Department of Immunology, Faculty of Medicine, University of Debrecen, Debrecen, Hungary.
Doctoral School of Molecular Cell and Immune Biology, University of Debrecen, Debrecen, Hungary.
Front Immunol. 2020 Sep 11;11:572960. doi: 10.3389/fimmu.2020.572960. eCollection 2020.
To detect replicating viruses, dendritic cells (DCs) utilize cytoplasmic retinoic acid inducible gene-(RIG) I-like receptors (RLRs), which play an essential role in the subsequent activation of antiviral immune responses. In this study, we aimed to explore the role of the mammalian target of rapamycin (mTOR) in the regulation of RLR-triggered effector functions of human monocyte-derived DCs (moDCs) and plasmacytoid DCs (pDCs). Our results show that RLR stimulation increased the phosphorylation of the mTOR complex (mTORC) 1 and mTORC2 downstream targets p70S6 kinase and Akt, respectively, and this process was prevented by the mTORC1 inhibitor rapamycin as well as the dual mTORC1/C2 kinase inhibitor AZD8055 in both DC subtypes. Furthermore, inhibition of mTOR in moDCs impaired the RLR stimulation-triggered glycolytic switch, which was reflected by the inhibition of lactate production and downregulation of key glycolytic genes. Blockade of mTOR diminished the ability of RLR-stimulated moDCs and pDCs to secret type I interferons (IFNs) and pro-inflammatory cytokines, while it did not affect the phenotype of DCs. We also found that mTOR blockade decreased the phosphorylation of Tank-binding kinase 1 (TBK1), which mediates RLR-driven cytokine production. In addition, rapamycin abrogated the ability of both DC subtypes to promote the proliferation and differentiation of IFN-y and Granzyme B producing CD8 + T cells. Interestingly, AZD8055 was much weaker in its ability to decrease the T cell proliferation capacity of DCs and was unable to inhibit the DC-triggered production of IFN-y and Granyzme B by CD8 + T cells. Here we demonstrated for the first time that mTOR positively regulates the RLR-mediated antiviral activity of human DCs. Further, we show that only selective inhibition of mTORC1 but not dual mTORC1/C2 blockade suppresses effectively the T cell stimulatory capacity of DCs that should be considered in the development of new generation mTOR inhibitors and in the improvement of DC-based vaccines.

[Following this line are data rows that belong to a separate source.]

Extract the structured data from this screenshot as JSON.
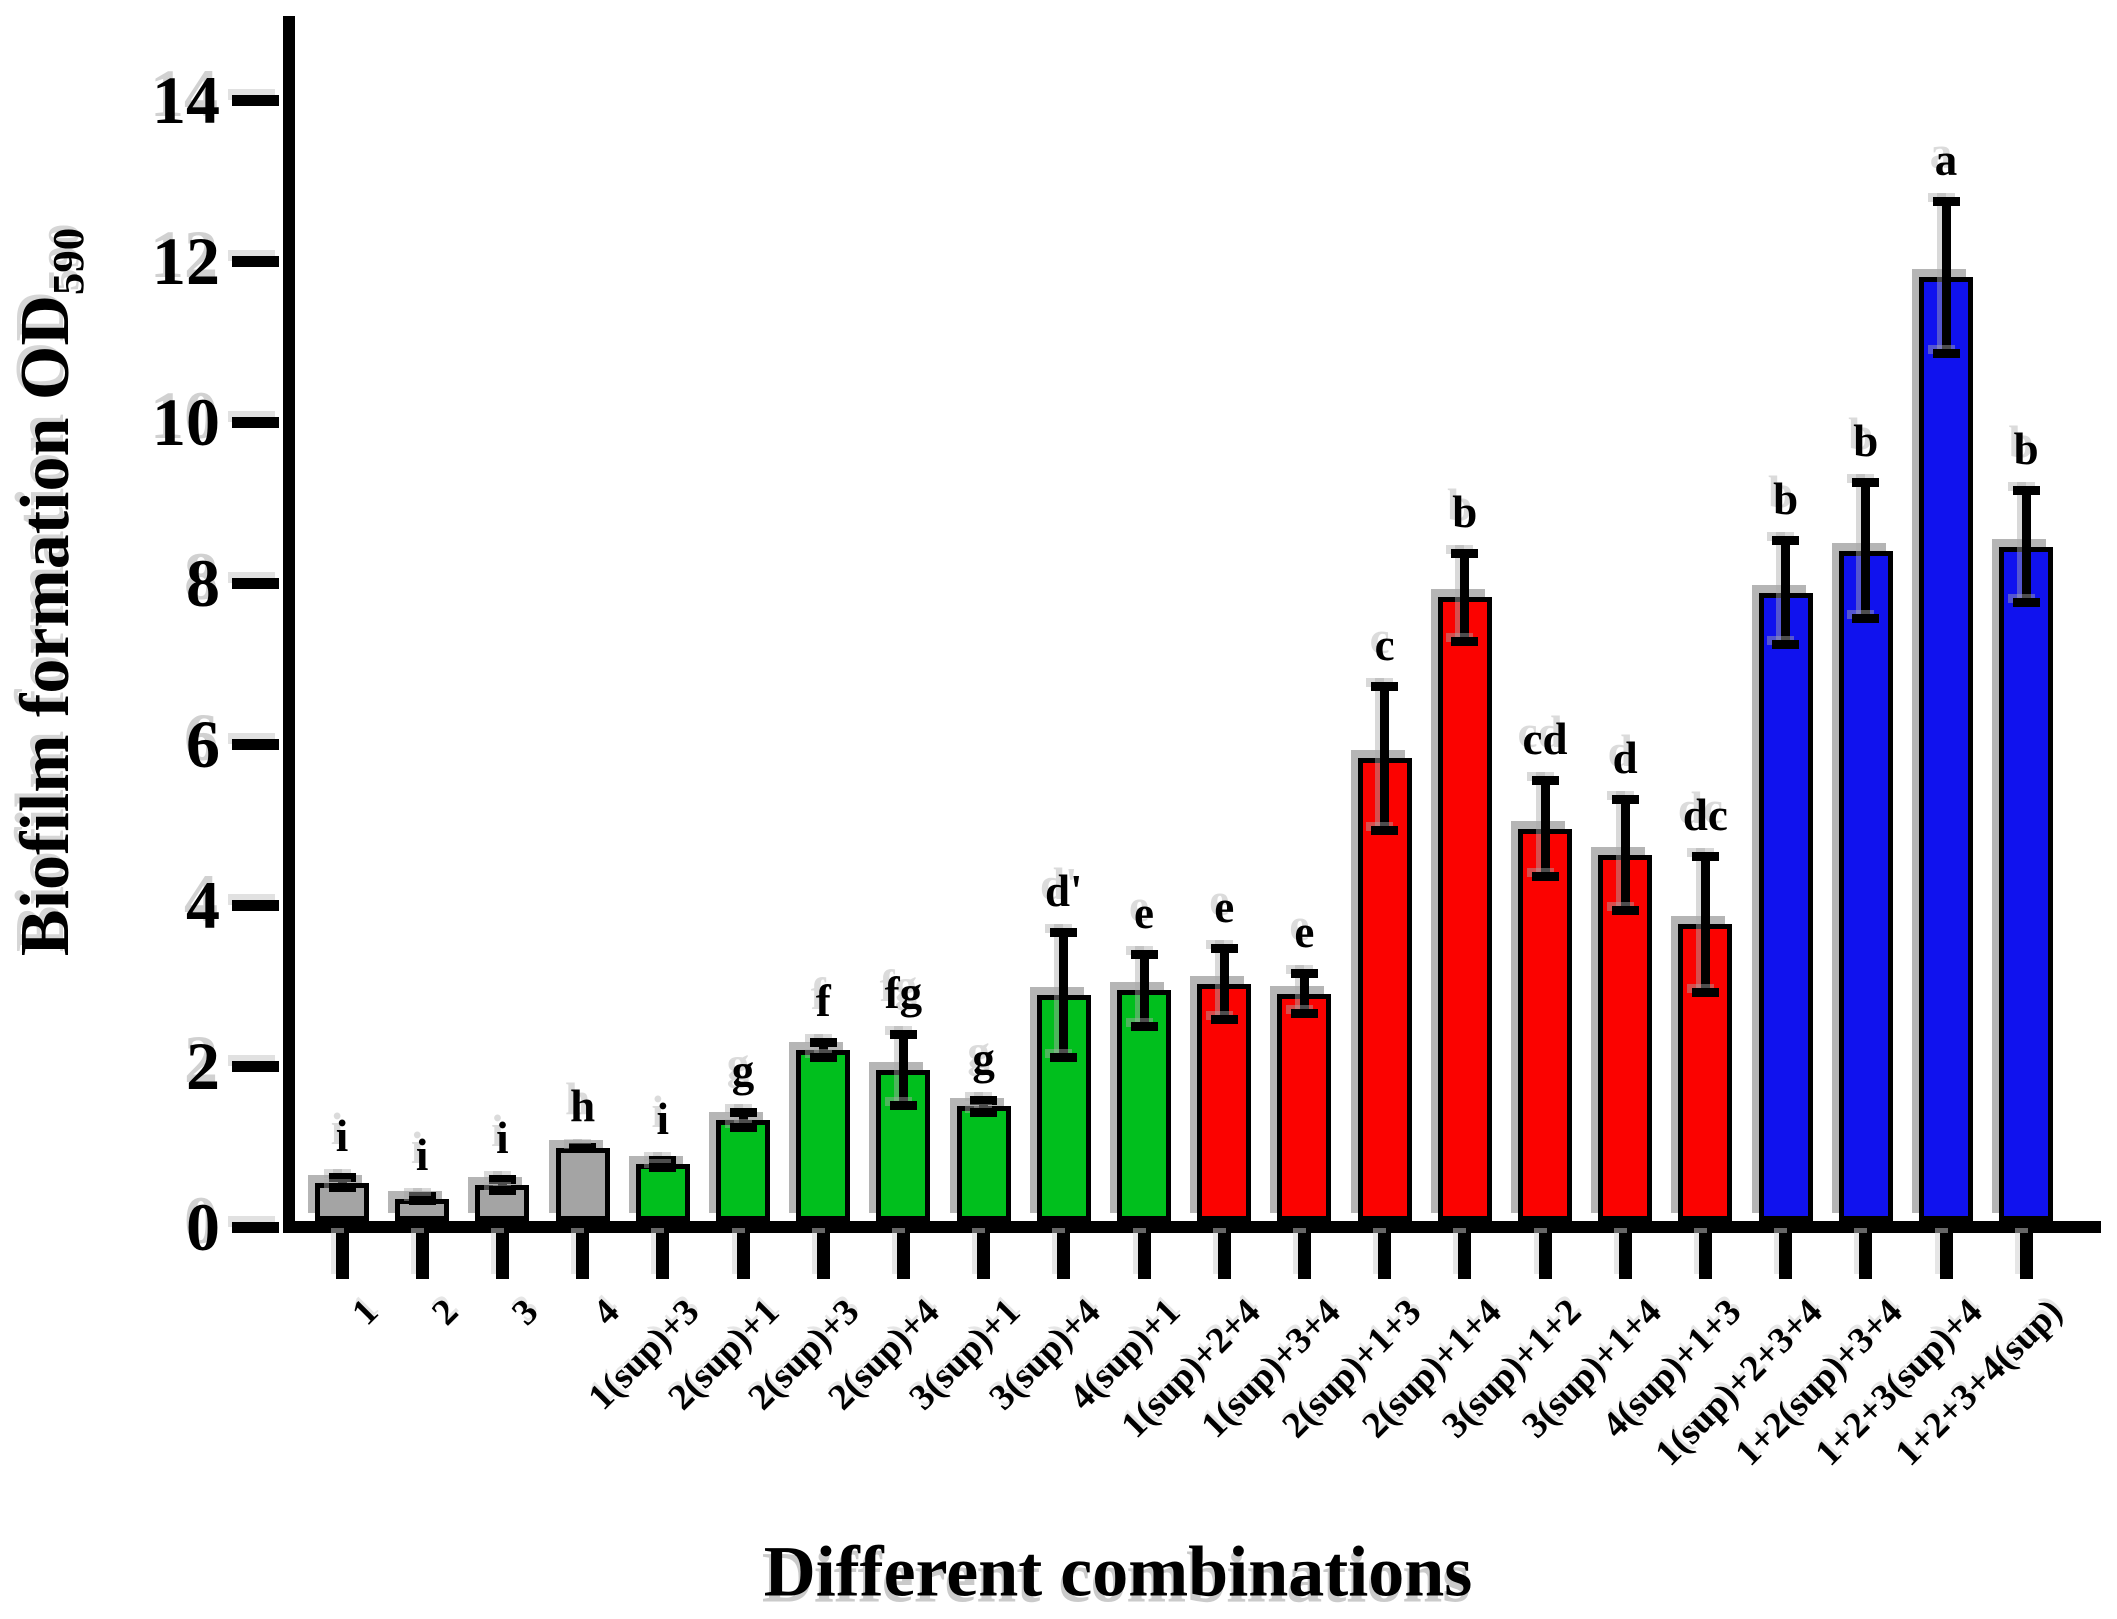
{
  "chart_data": {
    "type": "bar",
    "title": "",
    "xlabel": "Different combinations",
    "ylabel": "Biofilm formation OD590",
    "ylabel_main": "Biofilm formation OD",
    "ylabel_subscript": "590",
    "ylim": [
      0,
      15
    ],
    "yticks": [
      0,
      2,
      4,
      6,
      8,
      10,
      12,
      14
    ],
    "grid": false,
    "legend": false,
    "error_bars": true,
    "categories": [
      "1",
      "2",
      "3",
      "4",
      "1(sup)+3",
      "2(sup)+1",
      "2(sup)+3",
      "2(sup)+4",
      "3(sup)+1",
      "3(sup)+4",
      "4(sup)+1",
      "1(sup)+2+4",
      "1(sup)+3+4",
      "2(sup)+1+3",
      "2(sup)+1+4",
      "3(sup)+1+2",
      "3(sup)+1+4",
      "4(sup)+1+3",
      "1(sup)+2+3+4",
      "1+2(sup)+3+4",
      "1+2+3(sup)+4",
      "1+2+3+4(sup)"
    ],
    "series": [
      {
        "name": "Biofilm formation OD590",
        "values": [
          0.55,
          0.35,
          0.52,
          0.98,
          0.78,
          1.33,
          2.2,
          1.95,
          1.5,
          2.88,
          2.94,
          3.02,
          2.9,
          5.82,
          7.82,
          4.95,
          4.62,
          3.76,
          7.88,
          8.4,
          11.8,
          8.45
        ],
        "errors": [
          0.12,
          0.08,
          0.12,
          0.06,
          0.1,
          0.15,
          0.15,
          0.5,
          0.13,
          0.83,
          0.5,
          0.5,
          0.3,
          0.95,
          0.6,
          0.65,
          0.75,
          0.9,
          0.7,
          0.9,
          1.0,
          0.75
        ],
        "sig_letters": [
          "i",
          "i",
          "i",
          "h",
          "i",
          "g",
          "f",
          "fg",
          "g",
          "d'",
          "e",
          "e",
          "e",
          "c",
          "b",
          "cd",
          "d",
          "dc",
          "b",
          "b",
          "a",
          "b"
        ]
      }
    ],
    "bar_groups": [
      "gray",
      "gray",
      "gray",
      "gray",
      "green",
      "green",
      "green",
      "green",
      "green",
      "green",
      "green",
      "red",
      "red",
      "red",
      "red",
      "red",
      "red",
      "red",
      "blue",
      "blue",
      "blue",
      "blue"
    ]
  },
  "y_axis": {
    "title_main": "Biofilm formation OD",
    "title_sub": "590",
    "tick_labels": [
      "0",
      "2",
      "4",
      "6",
      "8",
      "10",
      "12",
      "14"
    ]
  },
  "x_axis": {
    "title": "Different combinations"
  },
  "palette": {
    "gray": "#A4A4A4",
    "green": "#00BF1D",
    "red": "#FB0200",
    "blue": "#1012EE",
    "axis": "#000000",
    "shadow": "#B5B5B5",
    "background": "#FFFFFF"
  }
}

为了检测复制病毒,树突状细胞(DC)利用细胞质视黄酸诱导基因-I 样受体(RLR),RLR 在随后的抗病毒免疫反应激活中起着至关重要的作用。在这项研究中,我们旨在探讨哺乳动物雷帕霉素靶蛋白(mTOR)在调节人类单核细胞衍生的树突状细胞(moDC)和浆细胞样树突状细胞(pDC)的 RLR 触发效应功能中的作用。我们的结果表明,RLR 刺激分别增加了 mTOR 复合物(mTORC)1 和 mTORC2 下游靶点 p70S6 激酶和 Akt 的磷酸化,这一过程可被 mTORC1 抑制剂雷帕霉素以及 mTORC1/C2 双重激酶抑制剂 AZD8055 在两种 DC 亚型中阻断。此外,在 moDC 中抑制 mTOR 会损害 RLR 刺激引发的糖酵解开关,这反映在抑制乳酸产生和下调关键糖酵解基因上。阻断 mTOR 会降低 RLR 刺激的 moDC 和 pDC 分泌 I 型干扰素(IFN)和促炎细胞因子的能力,而不影响 DC 的表型。我们还发现,mTOR 阻断会降低 Tank-binding kinase 1(TBK1)的磷酸化,TBK1 介导 RLR 驱动的细胞因子产生。此外,雷帕霉素削弱了两种 DC 亚型促进 IFN-y 和 Granzyme B 产生的 CD8+T 细胞增殖和分化的能力。有趣的是,AZD8055 降低 DC 细胞增殖能力的能力要弱得多,并且无法抑制 DC 触发的 CD8+T 细胞产生 IFN-y 和 Granyzme B。在这里,我们首次证明 mTOR 正向调节人类 DC 中的 RLR 介导的抗病毒活性。此外,我们还表明,只有选择性抑制 mTORC1 而不是双重 mTORC1/C2 阻断才能有效地抑制 DC 的 T 细胞刺激能力,这在新一代 mTOR 抑制剂的开发和基于 DC 的疫苗的改进中应加以考虑。